ICICIdirect Research 30 Jan 2026 DISCLAIMER

Axis Bank reported healthy business momentum though margin pressure persisted in Q3FY26. Advances grew 14% YoY (4% QoQ), led by continued traction in SME and mid-corporate segments, while retail portfolio remained benign in single digit. Deposits recorded robust growth of 15% YoY (5% QoQ), led by healthy CASA inflows, with CASA ratio sustained at 39%.

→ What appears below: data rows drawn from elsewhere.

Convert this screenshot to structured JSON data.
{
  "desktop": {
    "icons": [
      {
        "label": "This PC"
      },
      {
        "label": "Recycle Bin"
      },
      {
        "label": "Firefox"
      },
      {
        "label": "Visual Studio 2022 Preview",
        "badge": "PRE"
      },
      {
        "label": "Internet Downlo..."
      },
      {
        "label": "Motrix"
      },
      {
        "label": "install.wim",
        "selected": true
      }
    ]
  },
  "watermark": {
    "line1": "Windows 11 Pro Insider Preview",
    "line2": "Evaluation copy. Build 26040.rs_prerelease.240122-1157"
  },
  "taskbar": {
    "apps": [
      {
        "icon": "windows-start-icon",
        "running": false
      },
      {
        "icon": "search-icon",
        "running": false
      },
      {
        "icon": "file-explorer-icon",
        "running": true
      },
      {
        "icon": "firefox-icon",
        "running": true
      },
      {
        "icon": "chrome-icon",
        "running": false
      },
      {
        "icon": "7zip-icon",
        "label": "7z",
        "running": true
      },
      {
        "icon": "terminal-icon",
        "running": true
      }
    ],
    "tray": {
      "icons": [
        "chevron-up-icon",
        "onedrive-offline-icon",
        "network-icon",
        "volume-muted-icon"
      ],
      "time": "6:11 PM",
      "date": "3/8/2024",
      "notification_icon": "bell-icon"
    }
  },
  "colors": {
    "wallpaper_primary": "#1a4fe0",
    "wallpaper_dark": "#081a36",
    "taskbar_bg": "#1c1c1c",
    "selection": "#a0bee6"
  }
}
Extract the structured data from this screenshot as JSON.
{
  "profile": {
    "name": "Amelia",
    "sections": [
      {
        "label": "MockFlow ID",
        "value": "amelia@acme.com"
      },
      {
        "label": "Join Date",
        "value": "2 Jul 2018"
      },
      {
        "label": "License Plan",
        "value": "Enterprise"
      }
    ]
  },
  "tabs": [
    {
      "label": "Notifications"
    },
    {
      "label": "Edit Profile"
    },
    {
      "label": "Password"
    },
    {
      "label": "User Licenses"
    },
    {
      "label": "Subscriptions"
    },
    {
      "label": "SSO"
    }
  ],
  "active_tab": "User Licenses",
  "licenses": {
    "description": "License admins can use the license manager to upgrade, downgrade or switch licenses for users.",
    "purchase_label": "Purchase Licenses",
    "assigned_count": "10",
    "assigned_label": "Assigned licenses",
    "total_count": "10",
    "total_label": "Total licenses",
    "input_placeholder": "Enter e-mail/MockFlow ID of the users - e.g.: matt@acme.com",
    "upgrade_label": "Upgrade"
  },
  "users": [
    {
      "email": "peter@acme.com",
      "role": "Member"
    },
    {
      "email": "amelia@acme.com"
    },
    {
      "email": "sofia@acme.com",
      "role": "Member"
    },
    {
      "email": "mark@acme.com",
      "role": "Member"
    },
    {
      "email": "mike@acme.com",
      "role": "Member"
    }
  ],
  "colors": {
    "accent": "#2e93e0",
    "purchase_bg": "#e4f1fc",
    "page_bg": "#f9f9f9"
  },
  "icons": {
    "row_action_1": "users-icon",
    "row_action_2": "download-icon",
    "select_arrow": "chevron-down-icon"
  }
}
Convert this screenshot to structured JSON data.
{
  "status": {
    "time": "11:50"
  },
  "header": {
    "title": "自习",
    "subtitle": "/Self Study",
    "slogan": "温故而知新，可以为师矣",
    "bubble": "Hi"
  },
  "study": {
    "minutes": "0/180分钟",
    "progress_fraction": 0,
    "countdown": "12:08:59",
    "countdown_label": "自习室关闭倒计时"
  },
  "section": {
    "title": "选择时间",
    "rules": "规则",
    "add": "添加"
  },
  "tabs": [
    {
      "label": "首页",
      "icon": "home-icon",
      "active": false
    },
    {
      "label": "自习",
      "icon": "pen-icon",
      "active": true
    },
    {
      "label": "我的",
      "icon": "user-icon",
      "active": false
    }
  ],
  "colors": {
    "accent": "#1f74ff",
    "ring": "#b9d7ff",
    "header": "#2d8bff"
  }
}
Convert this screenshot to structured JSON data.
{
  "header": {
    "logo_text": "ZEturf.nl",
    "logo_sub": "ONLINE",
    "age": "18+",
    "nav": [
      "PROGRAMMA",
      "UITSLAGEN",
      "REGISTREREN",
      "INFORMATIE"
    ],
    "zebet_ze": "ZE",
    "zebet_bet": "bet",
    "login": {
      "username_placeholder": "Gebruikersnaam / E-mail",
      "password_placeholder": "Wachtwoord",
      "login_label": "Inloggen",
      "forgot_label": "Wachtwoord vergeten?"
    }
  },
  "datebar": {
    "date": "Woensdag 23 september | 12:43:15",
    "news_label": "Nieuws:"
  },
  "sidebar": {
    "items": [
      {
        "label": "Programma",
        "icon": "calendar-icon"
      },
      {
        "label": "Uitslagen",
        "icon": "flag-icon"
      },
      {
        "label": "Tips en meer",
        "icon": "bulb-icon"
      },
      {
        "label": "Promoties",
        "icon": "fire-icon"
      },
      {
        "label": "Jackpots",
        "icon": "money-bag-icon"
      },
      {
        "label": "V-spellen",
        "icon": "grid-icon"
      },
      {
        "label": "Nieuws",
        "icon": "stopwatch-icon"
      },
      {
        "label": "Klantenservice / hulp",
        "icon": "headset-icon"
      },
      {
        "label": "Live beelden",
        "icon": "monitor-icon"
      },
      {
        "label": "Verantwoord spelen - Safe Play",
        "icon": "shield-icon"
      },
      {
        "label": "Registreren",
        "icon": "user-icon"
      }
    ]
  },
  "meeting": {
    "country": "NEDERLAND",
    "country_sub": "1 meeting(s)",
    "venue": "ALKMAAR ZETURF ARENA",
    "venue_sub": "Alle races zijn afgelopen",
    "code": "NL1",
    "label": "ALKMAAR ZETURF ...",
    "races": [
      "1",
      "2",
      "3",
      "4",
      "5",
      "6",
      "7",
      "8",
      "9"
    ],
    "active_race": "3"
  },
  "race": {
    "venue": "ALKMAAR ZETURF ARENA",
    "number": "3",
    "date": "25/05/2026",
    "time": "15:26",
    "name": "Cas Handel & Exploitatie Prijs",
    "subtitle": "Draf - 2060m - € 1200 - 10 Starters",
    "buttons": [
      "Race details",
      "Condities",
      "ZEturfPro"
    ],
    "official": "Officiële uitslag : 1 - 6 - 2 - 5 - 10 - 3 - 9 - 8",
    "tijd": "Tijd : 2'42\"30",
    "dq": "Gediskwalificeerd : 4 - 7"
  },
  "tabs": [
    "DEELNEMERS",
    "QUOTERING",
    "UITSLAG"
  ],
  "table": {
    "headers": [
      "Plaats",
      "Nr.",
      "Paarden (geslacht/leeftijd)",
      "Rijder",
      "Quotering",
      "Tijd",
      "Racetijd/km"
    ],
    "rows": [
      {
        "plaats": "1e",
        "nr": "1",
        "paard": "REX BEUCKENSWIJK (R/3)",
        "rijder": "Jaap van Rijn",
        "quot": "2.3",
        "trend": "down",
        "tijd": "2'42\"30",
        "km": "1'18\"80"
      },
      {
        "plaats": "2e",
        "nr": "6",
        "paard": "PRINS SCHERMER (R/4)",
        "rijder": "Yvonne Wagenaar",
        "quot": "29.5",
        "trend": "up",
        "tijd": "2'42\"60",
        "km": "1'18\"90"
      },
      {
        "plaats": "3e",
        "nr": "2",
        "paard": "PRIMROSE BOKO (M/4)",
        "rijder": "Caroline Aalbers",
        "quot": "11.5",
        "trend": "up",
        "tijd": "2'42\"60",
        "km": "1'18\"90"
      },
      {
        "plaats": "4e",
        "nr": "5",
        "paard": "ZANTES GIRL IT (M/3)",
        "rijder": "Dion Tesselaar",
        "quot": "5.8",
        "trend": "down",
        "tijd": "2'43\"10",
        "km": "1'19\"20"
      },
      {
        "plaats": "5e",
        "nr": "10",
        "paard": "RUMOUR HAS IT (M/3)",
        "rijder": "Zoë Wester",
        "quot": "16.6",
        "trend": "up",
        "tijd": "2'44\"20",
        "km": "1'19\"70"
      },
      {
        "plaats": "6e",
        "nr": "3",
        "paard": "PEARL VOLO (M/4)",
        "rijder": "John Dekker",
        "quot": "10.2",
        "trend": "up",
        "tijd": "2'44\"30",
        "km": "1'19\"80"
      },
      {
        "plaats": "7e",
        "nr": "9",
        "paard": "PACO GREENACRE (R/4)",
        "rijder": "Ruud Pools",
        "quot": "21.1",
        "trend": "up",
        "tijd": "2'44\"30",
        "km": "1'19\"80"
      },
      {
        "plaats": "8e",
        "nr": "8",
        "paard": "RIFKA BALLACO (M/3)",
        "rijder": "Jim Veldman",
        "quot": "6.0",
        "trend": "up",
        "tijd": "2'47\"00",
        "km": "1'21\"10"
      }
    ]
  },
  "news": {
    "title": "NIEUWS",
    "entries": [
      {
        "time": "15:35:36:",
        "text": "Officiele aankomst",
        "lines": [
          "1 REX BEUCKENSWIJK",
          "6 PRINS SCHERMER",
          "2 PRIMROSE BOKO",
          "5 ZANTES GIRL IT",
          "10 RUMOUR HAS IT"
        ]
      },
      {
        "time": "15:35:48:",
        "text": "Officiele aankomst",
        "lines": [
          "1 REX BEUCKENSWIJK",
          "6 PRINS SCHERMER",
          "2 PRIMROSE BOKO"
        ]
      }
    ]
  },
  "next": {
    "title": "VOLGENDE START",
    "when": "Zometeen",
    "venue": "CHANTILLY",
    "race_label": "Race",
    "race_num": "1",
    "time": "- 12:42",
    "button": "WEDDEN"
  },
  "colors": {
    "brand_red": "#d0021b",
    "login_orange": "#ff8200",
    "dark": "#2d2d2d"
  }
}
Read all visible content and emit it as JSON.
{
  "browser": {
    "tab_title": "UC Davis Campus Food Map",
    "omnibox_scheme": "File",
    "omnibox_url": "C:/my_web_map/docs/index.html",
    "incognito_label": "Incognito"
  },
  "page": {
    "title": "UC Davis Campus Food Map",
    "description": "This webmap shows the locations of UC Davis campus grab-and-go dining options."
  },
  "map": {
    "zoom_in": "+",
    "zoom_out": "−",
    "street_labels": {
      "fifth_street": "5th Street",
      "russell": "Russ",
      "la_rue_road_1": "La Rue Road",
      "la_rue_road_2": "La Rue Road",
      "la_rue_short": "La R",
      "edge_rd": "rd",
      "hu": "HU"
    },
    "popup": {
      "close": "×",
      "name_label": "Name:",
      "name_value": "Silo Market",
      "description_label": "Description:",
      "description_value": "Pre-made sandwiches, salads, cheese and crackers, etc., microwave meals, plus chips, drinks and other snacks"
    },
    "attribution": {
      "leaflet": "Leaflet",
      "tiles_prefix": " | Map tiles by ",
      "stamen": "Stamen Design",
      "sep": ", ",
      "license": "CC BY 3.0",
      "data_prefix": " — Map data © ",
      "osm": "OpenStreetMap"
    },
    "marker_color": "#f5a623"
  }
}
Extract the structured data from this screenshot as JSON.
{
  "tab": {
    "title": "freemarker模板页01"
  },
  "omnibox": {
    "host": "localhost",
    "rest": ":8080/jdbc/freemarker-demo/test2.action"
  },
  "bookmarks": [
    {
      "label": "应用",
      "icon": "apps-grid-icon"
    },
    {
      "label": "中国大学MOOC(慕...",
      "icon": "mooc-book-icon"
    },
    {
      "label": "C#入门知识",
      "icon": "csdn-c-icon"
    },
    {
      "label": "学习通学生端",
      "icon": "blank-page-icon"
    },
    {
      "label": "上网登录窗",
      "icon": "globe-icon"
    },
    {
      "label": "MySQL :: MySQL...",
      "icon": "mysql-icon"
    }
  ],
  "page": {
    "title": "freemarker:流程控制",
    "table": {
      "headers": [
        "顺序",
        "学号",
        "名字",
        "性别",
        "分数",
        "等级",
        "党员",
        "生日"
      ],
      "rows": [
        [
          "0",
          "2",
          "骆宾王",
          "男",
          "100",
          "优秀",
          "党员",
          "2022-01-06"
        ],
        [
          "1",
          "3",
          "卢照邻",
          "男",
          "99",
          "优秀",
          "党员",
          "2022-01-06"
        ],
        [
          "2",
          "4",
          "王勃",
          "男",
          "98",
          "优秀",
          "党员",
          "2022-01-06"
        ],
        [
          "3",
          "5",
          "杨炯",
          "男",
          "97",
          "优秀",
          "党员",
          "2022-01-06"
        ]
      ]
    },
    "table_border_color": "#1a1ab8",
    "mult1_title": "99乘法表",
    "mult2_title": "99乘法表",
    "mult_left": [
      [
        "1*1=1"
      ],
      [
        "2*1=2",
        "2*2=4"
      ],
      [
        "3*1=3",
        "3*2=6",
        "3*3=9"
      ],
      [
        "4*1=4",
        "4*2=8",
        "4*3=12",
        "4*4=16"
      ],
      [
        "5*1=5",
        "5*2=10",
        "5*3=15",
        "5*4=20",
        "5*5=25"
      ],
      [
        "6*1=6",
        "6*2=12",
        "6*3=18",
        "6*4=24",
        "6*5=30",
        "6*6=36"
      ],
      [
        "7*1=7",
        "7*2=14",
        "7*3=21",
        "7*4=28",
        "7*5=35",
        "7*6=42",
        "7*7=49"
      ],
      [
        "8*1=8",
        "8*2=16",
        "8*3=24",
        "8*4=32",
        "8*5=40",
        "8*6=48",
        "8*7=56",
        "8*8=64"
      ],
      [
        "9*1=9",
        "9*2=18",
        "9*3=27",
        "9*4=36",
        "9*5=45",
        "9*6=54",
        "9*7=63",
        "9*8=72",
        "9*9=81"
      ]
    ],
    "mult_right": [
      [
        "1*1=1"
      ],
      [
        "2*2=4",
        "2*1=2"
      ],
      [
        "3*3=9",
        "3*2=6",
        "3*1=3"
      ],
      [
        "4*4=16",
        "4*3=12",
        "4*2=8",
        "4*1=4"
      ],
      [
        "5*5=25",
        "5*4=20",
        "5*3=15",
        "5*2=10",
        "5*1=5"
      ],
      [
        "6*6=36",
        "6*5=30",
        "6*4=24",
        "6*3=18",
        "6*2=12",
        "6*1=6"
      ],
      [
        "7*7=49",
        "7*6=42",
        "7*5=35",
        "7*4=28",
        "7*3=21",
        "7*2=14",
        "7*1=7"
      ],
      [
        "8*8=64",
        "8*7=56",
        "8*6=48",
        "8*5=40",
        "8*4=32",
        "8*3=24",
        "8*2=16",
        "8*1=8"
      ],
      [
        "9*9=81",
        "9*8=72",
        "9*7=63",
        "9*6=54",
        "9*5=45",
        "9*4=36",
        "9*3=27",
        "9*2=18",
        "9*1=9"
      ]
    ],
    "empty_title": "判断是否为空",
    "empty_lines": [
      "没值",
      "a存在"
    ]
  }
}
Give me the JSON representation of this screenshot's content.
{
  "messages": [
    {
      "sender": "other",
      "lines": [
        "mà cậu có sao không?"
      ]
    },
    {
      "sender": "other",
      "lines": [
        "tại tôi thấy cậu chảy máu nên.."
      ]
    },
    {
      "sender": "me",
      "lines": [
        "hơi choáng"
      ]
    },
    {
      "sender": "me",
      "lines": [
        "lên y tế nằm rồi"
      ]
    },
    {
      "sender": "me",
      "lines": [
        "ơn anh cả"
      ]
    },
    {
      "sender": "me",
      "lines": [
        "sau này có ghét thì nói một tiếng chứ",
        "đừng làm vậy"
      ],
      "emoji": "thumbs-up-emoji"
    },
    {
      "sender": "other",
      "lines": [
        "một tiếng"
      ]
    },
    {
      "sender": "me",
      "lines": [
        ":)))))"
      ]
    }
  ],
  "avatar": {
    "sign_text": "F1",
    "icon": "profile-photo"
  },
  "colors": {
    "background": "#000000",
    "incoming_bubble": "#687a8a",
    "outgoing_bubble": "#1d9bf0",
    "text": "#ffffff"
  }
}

NIM declined 9 bps QoQ to 3.64% in Q3FY26, weighed down by an unfavourable shift toward lower-yielding corporate loans, relatively tighter LDR and rate cut transmission. Management maintained its through-cycle NIM guidance of ~3.8%, noting that near-term pressure from rate transmission and mix effects should ease as deposit repricing continues, retail mix normalises, and balance-sheet optimisation levers play out over the cycle.
Asset quality trends remained benign, with GNPA/NNPA improving to 1.4%/0.42% down 6bps /2 bps respectively. Excluding technical impact, gross slippages improved to 1.51% (vs 1.55% in Q2FY26) with net credit cost stable at 0.63%. Further, RoA improved to 1.49% (vs 1.23% Q2FY26), due to normalisation of provisions (down 37% QoQ).
With corporate-led growth sustaining balance-sheet momentum, retail disbursements gaining traction, and asset quality stabilising alongside easing credit cost, earnings visibility is improving. Any inorganic expansion remains watchful. Basis this, we remain positive on the stock.